John Gilbert, another final year medical student, added: "Myself and my fellow final year students want to help the NHS as much as we can. We have all spent five, or six years studying medicine to enter a career of serving the health of the UK.

"Many of us have already demonstrated to the Medical School and the General Medical Council all of the necessary requirements to graduate as doctors. During this time of international crisis, a health crisis, we want to start work a few months early so that we can help our colleagues, help our NHS, and help our country to overcome Covid-19. 

"We are ready to work; we want to help out; and we are entering a well-supported and caring community of NHS professionals who will supervise us."

Megan Kelsey, who will also qualify this week, said: "Going straight into an NHS hospital at the moment might seem quite daunting however this is a job we’ve been training for five to six years and we’re all really eager to help out in this time of national crisis.

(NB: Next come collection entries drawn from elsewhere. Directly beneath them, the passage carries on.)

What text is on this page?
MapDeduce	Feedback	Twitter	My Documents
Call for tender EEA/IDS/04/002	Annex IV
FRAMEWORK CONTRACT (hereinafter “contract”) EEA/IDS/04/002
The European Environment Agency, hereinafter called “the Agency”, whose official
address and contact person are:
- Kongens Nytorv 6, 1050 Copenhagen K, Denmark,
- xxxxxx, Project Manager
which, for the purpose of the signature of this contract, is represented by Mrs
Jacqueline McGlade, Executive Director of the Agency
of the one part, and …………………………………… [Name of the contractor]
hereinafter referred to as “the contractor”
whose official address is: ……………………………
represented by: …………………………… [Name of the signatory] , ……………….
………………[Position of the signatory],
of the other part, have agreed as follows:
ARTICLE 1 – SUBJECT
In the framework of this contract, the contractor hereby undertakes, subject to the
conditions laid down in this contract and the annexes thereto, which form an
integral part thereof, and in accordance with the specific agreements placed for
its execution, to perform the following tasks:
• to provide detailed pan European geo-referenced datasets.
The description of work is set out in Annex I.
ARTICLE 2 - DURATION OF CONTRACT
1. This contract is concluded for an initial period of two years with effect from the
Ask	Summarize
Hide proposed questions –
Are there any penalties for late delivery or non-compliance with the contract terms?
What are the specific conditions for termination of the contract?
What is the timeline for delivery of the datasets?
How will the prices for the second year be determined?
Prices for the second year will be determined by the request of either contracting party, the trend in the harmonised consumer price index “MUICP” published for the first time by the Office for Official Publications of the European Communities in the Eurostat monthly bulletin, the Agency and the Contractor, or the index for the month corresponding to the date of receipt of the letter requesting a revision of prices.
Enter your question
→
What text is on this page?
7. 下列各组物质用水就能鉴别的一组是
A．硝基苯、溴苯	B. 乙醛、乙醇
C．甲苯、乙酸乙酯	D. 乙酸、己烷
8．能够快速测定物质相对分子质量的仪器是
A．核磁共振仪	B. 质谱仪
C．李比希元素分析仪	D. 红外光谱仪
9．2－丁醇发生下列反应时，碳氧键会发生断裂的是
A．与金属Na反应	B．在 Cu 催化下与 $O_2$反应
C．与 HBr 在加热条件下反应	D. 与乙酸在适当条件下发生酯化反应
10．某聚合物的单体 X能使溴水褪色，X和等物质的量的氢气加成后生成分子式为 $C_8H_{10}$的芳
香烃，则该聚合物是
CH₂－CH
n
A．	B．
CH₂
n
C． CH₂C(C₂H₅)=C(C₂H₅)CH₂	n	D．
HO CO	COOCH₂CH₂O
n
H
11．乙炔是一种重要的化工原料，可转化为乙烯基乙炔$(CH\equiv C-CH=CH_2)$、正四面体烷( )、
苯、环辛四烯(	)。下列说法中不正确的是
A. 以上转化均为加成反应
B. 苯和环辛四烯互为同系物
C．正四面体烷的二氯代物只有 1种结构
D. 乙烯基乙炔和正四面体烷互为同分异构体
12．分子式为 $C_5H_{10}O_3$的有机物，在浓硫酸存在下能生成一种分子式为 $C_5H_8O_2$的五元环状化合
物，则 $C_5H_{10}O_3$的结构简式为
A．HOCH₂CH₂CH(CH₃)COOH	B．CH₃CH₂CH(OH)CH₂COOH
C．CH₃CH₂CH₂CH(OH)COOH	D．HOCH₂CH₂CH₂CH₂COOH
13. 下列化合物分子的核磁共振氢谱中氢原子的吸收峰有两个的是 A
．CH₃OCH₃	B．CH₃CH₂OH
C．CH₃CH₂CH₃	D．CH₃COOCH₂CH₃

"Whilst this strain on the NHS is unprecedented, there's equally never been a more rewarding time to start our careers as doctors. At this time, it's very touching to see how the country is coming together to support the NHS and do their bit wherever they can and it only feels right that our skills and knowledge are put to good use where they’re most needed."

Professor Ashley Blom, Head of Bristol Medical School, said: "We have worked with our NHS partners throughout the region to ensure that our newest cohort of young doctors will be both effective and safe in their roles in the NHS during these challenging times.

"The University of Bristol will continue to provide support and care for our new doctors. We are confident that they are ready for the challenges ahead and will make a strong contribution."

Dr Andrew Blythe, Bristol Medical School Programme Director, added: "We are immensely proud of our final year class who have been magnificent. They are well trained, capable and their positive response to the crisis has been overwhelming. The staff and students have worked extremely hard to ensure that the students have completed all aspects of their training and are ready to work as junior doctors."

Professor Jane Norman, Dean of Health Sciences, said: "Medical Schools across the nation are working hard to ensure that their final year students are fully trained and ready for qualification.

"We will be one of, if not the first Medical School to qualify our students, but over the next few months many Medical Schools will do the same. With this additional workforce and all the dedicated retired staff who have recently returned to service, the NHS will be in a much stronger position to look after the nation."

Professor Hugh Brady, Vice-Chancellor and President, added: “I am incredibly proud of our final year medical students and look forward to taking part in Friday's virtual qualification ceremony.

"They will be an invaluable and welcome addition to our hardworking NHS medical teams during this very testing time. On behalf of the University of Bristol, I thank them for their service and wish them all the very best for the future."